Matthew Wilcox Feb. 15, 2022, 7:35 p.m. UTC | #1
On Mon, Feb 14, 2022 at 06:18:34PM -0800, Hugh Dickins wrote:
> Andrew, many thanks for including v1 and fixes in mmotm: please now replace
> 
> mm-munlock-delete-page_mlock-and-all-its-works.patch
> mm-munlock-delete-foll_mlock-and-foll_populate.patch
> mm-munlock-delete-munlock_vma_pages_all-allow-oomreap.patch
> mm-munlock-rmap-call-mlock_vma_page-munlock_vma_page.patch
> mm-munlock-replace-clear_page_mlock-by-final-clearance.patch
> mm-munlock-maintain-page-mlock_count-while-unevictable.patch
> mm-munlock-mlock_pte_range-when-mlocking-or-munlocking.patch
> mm-migrate-__unmap_and_move-push-good-newpage-to-lru.patch
> mm-munlock-delete-smp_mb-from-__pagevec_lru_add_fn.patch
> mm-munlock-mlock_page-munlock_page-batch-by-pagevec.patch
> mm-munlock-mlock_page-munlock_page-batch-by-pagevec-fix.patch
> mm-munlock-mlock_page-munlock_page-batch-by-pagevec-fix-2.patch
> mm-munlock-page-migration-needs-mlock-pagevec-drained.patch
> mm-thp-collapse_file-do-try_to_unmapttu_batch_flush.patch
> mm-thp-shrink_page_list-avoid-splitting-vm_locked-thp.patch
> 
> by the following thirteen of v2. As before, some easy fixups will be
> needed to apply in mm/huge_memory.c, but otherwise expected to be clean.
> 
> Many thanks to Vlastimil Babka for his review of 01 through 11, and
> to Matthew Wilcox for graciously volunteering to rebase his over these.
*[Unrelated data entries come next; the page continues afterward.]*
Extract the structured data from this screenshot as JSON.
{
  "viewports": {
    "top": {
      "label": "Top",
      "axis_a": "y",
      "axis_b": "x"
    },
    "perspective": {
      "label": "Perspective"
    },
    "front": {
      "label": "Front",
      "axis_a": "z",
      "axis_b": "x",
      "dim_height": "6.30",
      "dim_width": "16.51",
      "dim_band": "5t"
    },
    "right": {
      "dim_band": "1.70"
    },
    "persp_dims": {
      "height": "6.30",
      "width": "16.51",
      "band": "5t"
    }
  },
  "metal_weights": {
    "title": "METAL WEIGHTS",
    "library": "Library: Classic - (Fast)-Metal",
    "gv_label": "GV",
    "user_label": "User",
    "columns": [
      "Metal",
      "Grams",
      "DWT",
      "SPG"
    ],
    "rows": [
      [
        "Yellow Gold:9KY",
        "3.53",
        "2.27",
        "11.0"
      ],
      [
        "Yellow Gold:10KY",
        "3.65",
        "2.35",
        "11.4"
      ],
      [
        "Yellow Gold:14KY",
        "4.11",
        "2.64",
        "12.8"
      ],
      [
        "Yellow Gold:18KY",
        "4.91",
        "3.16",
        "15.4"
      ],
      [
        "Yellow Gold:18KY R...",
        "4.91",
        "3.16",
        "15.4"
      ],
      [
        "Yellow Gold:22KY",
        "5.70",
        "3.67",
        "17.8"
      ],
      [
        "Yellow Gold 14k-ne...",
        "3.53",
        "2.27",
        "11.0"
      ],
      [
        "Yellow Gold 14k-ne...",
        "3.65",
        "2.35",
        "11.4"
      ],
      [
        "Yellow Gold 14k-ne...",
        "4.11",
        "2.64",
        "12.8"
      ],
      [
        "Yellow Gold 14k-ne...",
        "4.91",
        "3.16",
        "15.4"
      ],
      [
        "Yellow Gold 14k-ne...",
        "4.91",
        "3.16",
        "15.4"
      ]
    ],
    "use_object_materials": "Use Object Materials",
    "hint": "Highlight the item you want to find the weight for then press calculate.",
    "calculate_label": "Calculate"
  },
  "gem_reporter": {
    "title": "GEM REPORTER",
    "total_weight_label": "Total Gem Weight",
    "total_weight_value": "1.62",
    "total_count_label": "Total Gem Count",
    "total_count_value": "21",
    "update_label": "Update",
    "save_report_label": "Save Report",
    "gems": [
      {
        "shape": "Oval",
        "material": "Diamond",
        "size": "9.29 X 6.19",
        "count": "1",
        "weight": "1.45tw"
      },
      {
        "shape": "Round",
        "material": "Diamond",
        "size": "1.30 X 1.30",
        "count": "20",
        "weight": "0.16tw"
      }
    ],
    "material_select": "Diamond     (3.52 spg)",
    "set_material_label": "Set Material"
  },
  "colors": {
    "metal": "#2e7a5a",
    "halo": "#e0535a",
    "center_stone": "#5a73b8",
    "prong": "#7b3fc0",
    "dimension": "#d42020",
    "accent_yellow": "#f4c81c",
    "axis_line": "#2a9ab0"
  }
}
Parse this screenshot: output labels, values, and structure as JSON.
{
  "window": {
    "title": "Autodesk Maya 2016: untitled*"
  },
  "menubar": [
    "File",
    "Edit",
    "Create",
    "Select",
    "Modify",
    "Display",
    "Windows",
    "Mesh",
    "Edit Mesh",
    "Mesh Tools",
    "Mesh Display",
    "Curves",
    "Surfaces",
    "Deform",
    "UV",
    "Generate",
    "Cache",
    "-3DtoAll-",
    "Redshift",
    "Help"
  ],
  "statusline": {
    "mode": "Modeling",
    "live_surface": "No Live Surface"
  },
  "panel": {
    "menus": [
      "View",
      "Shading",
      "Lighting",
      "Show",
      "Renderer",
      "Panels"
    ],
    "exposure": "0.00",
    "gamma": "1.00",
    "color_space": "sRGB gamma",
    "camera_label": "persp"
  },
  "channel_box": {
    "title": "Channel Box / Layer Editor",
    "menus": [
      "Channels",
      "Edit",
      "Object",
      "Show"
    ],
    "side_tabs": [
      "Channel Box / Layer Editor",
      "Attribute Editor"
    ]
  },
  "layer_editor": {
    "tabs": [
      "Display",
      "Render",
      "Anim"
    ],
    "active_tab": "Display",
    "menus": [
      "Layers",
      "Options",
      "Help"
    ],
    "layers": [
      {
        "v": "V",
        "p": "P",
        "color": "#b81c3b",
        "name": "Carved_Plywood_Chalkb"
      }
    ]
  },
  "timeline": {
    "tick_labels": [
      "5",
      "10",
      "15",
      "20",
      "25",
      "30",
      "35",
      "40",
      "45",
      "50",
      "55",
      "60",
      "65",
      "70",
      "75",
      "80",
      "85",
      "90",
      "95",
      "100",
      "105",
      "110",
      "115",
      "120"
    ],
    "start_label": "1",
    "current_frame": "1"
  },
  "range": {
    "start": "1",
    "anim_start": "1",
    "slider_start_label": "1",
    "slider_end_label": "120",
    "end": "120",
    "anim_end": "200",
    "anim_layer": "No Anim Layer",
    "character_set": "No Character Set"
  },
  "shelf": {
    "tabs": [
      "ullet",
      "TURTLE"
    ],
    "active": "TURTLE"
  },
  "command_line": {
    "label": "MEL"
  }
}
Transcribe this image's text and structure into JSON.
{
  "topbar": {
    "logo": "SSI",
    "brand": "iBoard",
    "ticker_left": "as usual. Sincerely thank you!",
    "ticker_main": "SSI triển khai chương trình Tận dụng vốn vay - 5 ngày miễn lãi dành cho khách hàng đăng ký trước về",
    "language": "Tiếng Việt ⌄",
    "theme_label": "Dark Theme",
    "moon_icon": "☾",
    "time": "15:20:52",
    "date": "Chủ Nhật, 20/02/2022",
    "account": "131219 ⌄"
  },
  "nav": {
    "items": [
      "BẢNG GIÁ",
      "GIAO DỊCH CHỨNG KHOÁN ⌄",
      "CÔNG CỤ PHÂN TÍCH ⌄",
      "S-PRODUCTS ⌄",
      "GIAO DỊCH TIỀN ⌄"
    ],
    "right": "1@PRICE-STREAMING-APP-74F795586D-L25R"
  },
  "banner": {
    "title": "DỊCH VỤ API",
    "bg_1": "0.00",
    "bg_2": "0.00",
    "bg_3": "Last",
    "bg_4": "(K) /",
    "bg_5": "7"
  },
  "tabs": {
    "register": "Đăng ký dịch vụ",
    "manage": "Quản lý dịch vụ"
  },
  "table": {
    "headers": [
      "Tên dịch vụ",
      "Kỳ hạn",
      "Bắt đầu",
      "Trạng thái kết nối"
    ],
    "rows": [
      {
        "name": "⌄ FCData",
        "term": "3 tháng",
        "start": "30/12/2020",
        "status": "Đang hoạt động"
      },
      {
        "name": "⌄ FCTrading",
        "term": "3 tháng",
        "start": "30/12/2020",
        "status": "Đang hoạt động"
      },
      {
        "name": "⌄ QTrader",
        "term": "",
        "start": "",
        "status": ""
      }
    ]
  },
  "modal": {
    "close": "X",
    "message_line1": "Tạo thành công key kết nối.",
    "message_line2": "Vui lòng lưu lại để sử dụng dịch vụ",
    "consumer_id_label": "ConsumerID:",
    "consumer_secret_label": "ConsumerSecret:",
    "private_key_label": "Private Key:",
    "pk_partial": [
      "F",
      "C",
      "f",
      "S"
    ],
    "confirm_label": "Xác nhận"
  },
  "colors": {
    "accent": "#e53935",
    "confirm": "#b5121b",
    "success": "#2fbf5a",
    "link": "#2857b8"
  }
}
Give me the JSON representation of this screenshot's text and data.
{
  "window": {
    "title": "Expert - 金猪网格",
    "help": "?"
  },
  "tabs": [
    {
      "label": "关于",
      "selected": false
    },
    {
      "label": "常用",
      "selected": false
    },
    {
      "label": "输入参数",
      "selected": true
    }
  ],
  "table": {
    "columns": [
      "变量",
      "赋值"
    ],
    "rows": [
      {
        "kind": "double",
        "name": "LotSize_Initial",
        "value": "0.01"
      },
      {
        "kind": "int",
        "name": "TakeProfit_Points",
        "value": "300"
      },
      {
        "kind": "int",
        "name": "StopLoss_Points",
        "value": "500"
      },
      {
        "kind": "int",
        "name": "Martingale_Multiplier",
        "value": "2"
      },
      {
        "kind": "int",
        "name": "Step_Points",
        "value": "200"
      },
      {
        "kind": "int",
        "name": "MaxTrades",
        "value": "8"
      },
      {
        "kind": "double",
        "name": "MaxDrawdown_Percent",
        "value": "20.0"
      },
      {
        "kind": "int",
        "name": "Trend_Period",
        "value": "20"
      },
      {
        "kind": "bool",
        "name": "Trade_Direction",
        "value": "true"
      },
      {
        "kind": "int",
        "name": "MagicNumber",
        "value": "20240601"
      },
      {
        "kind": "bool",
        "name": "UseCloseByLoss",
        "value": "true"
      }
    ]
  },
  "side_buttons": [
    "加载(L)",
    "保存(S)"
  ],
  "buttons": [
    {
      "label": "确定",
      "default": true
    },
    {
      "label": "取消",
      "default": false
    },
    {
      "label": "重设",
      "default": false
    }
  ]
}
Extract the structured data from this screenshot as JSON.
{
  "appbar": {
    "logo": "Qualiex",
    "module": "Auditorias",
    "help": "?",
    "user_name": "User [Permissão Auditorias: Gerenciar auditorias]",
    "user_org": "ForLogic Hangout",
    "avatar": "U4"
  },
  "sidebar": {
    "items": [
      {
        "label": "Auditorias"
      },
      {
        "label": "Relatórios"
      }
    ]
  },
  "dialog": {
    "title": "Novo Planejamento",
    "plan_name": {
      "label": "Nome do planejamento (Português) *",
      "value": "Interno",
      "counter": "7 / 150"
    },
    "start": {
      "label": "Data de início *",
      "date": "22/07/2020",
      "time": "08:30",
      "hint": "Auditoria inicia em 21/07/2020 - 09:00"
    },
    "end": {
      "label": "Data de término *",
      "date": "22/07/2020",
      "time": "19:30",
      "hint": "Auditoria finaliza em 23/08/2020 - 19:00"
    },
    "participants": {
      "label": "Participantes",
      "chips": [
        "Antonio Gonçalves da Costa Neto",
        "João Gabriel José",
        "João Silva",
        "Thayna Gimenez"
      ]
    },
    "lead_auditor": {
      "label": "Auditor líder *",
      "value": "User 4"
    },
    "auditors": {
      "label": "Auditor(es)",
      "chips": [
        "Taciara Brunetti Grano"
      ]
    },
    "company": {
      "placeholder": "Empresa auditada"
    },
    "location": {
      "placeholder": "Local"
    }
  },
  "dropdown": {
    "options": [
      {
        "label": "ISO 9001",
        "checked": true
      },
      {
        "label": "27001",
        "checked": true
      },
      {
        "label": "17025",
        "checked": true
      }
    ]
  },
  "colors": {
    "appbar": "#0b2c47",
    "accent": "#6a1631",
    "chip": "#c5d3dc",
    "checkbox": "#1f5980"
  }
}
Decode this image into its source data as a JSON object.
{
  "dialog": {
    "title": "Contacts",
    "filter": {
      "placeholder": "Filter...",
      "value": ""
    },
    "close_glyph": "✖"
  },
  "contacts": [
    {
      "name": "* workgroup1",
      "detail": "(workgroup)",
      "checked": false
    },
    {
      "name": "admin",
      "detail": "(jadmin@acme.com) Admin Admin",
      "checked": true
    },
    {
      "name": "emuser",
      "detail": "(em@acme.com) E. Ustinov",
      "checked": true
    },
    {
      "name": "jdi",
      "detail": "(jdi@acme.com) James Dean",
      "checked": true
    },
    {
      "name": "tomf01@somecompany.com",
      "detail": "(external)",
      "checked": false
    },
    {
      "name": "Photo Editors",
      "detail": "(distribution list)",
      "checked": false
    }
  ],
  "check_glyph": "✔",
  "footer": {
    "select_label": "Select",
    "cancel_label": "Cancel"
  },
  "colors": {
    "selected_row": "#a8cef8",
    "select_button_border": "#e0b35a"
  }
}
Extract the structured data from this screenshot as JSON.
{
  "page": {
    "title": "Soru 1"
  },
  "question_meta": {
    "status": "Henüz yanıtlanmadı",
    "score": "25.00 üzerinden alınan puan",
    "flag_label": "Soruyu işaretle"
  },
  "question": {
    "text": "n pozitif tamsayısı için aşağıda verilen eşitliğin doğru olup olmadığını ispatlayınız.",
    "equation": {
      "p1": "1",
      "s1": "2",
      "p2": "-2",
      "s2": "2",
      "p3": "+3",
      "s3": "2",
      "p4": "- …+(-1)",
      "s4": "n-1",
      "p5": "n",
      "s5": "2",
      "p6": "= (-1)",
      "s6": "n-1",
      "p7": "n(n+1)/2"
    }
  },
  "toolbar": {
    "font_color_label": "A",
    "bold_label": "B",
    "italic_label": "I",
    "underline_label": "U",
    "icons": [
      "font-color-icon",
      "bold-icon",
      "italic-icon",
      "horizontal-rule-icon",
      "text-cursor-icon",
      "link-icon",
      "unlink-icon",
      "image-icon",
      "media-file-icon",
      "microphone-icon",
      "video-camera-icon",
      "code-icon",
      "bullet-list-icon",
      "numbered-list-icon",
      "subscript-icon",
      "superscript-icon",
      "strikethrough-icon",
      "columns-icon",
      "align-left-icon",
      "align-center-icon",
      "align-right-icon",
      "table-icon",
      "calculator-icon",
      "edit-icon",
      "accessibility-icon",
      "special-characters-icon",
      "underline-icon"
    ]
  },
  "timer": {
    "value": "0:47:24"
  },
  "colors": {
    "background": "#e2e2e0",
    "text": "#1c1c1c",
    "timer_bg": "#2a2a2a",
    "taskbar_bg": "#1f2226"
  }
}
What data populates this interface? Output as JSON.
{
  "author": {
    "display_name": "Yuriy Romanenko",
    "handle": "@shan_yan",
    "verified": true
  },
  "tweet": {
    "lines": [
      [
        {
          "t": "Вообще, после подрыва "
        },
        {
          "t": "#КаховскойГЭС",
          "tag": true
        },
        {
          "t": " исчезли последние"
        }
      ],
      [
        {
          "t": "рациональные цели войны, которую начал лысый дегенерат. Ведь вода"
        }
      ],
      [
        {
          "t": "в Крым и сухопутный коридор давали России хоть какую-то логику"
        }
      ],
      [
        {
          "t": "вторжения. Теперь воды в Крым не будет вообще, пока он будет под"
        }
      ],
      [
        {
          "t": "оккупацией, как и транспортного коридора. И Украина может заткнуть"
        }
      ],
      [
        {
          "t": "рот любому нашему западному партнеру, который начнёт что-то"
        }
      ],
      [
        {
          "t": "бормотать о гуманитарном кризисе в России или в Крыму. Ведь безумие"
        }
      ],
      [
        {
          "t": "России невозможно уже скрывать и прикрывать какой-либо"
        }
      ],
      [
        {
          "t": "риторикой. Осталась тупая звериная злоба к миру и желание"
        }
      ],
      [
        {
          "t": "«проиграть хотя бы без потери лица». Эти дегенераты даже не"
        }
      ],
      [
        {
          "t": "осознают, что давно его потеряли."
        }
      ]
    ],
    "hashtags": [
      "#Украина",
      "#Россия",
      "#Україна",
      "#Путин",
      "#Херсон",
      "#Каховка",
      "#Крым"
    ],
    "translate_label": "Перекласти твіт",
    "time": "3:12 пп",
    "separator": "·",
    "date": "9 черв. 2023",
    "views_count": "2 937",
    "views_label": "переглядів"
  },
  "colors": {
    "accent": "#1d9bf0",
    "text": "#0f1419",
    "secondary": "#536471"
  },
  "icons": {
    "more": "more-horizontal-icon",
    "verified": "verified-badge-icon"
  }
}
I have now pushed these 13 patches to my for-next branch:

git://git.infradead.org/users/willy/pagecache.git for-next

and rebased my folio patches on top.  Mostly that involved dropping
my mlock-related patches, although there were a few other adjustments
that needed to be made.  That should make Stephen's merge resolution
much easier once Andrew drops v1 of these patches from his tree.